# Winemaker magazine 2011 Comp. Results



## KevininPa (May 22, 2011)

Winemaker magazine competition 2011 results are out today. 
Anybody from WMT enter this year?


http://winemakermag.com/images/stories/2011 wine comp results_small.pdf


----------



## winemaker_3352 (May 22, 2011)

Yeah i entered my Strawberry Peach - got a Bronze for it!!


----------



## Wade E (May 22, 2011)

Congrats to any of us who took any medals.


----------



## Runningwolf (May 22, 2011)

I did not get any but congratulations Jon and also Kevininpa for a silver for Chenin Blanc, bronze for Carmenere, silver for Carmenere blend and a gold for Italian Plum. Let me know if I missed any or got it wrong. Once again congratulations to these guys and everyone else who got medals


----------



## ibglowin (May 22, 2011)

Congrats to all!


----------



## rodo (May 22, 2011)

Great going guys


OK I have no idea how this posted ahead of everyone else.?? it's now 9:32


----------



## vtwinemaker (May 22, 2011)

*Winemaker Results*

Congratulations to all who won medals!! I entered a Blackberry but no medal this year.


----------



## WVMountaineerJack (May 23, 2011)

We got golds for an elderberry/blackberry dessert wine and a blackberry mead but couldnt get any love for our straight up elderberry wines, maybe we need to sweeten them upp next year to see if the judges think all fruit wine should be sweet! Crackedcrok


----------



## Flem (May 23, 2011)

Congratulations to all the winners!!!


----------



## tonyt (May 23, 2011)

Entered one bottle, WE, Petit Verdot, got a Bronze. I was one of the last listed on my category, I hope that doesn't mean I barely made it. I can't wait for the judges comments, I hope to learn something from the comments.

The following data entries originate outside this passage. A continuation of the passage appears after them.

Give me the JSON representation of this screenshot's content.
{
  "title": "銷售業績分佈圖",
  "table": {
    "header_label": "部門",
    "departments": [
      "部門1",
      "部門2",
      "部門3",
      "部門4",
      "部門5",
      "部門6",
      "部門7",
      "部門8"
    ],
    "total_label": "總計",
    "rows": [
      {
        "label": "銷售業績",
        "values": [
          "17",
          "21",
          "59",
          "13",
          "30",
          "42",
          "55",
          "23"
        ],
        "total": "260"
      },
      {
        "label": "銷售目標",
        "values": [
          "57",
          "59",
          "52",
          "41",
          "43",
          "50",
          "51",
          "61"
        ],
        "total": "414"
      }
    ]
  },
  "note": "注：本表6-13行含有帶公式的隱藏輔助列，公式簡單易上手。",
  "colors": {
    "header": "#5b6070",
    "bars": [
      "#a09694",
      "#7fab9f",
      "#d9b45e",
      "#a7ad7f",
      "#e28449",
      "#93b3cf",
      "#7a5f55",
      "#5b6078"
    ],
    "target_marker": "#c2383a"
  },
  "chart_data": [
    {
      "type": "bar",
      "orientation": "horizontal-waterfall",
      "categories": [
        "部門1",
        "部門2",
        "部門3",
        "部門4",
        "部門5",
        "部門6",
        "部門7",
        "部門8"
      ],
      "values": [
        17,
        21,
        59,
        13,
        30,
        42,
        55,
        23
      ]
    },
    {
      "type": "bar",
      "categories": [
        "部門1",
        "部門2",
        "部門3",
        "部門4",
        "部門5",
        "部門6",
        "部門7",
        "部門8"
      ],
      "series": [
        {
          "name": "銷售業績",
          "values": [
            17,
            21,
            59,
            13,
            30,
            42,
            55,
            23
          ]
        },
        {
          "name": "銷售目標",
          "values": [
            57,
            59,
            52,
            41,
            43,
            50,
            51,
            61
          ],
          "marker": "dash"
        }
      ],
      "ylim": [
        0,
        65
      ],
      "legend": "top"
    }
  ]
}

Congrats to all the winners.


----------



## Runningwolf (May 23, 2011)

Great job everyone!


----------



## Chateau Joe (May 24, 2011)

I entered a Diamond and won a silver medal!


----------



## Flem (May 24, 2011)

Congratulations on your silver medal.


----------



## Chateau Joe (May 26, 2011)

CrackedCork said:


> We got golds for an elderberry/blackberry dessert wine and a blackberry mead but couldnt get any love for our straight up elderberry wines, maybe we need to sweeten them upp next year to see if the judges think all fruit wine should be sweet! Crackedcrok



Cork, how were your judges notes? My judges didn't say much at all. I was hoping to get some feedback.


----------